En météorologie, on utilise différents diagrammes thermodynamiques pour pointer les données de température et d'humidité (point de rosée) d'un radiosondage afin de pouvoir les analyser. On y représente ces variables selon leur hauteur exprimée en niveau de pression, il s'agit donc de diagrammes Température pression qui sont construits selon la formule de Clausius-Clapeyron. Ils sont donc également appelés diagrammes aérologiques.

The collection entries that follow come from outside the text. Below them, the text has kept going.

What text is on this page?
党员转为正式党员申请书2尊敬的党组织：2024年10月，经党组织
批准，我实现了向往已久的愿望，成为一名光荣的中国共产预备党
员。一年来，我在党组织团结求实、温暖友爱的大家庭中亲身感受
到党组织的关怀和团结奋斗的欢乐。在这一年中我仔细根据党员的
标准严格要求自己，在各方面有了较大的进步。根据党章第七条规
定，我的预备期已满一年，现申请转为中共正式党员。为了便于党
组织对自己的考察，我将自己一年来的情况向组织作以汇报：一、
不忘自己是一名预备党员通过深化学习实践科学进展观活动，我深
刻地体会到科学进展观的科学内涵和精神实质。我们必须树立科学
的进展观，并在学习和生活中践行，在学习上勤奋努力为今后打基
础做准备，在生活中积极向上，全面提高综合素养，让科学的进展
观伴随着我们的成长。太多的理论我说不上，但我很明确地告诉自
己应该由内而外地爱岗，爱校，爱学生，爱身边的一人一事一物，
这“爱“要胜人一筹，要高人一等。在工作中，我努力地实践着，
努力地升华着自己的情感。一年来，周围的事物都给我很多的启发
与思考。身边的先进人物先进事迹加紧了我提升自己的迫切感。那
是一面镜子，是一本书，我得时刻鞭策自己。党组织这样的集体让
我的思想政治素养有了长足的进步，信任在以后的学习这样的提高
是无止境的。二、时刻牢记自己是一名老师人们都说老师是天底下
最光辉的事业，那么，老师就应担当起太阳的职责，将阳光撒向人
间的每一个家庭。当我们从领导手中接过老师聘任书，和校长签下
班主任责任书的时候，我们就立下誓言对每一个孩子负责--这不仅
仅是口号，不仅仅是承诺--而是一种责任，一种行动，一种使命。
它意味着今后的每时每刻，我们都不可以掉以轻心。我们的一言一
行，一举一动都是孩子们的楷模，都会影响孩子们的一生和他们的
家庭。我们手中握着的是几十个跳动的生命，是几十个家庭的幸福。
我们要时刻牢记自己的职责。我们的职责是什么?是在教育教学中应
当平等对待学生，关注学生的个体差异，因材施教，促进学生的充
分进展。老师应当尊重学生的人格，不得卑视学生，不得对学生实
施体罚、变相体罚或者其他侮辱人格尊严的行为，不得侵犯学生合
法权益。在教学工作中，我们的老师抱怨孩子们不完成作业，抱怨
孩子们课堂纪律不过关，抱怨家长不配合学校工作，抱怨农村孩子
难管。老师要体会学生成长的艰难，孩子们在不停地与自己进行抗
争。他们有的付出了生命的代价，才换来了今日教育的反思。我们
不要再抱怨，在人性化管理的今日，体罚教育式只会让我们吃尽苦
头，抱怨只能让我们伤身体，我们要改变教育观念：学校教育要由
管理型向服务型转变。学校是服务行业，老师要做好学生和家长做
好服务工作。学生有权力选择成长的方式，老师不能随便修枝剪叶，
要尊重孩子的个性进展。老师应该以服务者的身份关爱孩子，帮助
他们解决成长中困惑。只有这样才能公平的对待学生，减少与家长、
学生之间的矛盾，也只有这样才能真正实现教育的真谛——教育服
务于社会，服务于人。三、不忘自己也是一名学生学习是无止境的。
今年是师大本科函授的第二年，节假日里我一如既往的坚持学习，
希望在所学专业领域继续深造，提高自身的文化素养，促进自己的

Les axes de ces diagrammes ne sont généralement pas à angle droit car la variation dans l'atmosphère de la température et de la pression est reliée à la loi des gaz parfaits. On veut également pouvoir représenter le changement d'énergie d'une parcelle d'air qui effectue un déplacement adiabatique par une aire proportionnelle à la surface entre la température de l'environnement et celle de sa courbe de température lors du changement d'altitude.

On y retrouve :

  • les isobares, lignes de constante pression, en abscisse ;
  • les isothermes, lignes de constante température en ordonnée ;
  • les adiabatiques sèches qui sont le chemin que suit une parcelle d'air non saturée pour changer de niveau de pression ;
  • les adiabatiques humides, ou pseudo adiabatiques humides, qui sont le chemin que suit une parcelle d'air saturée pour changer de niveau de pression ;
  • les lignes de rapport de mélange qui représentent la quantité d'eau dans l'air selon le point de rosée et la température.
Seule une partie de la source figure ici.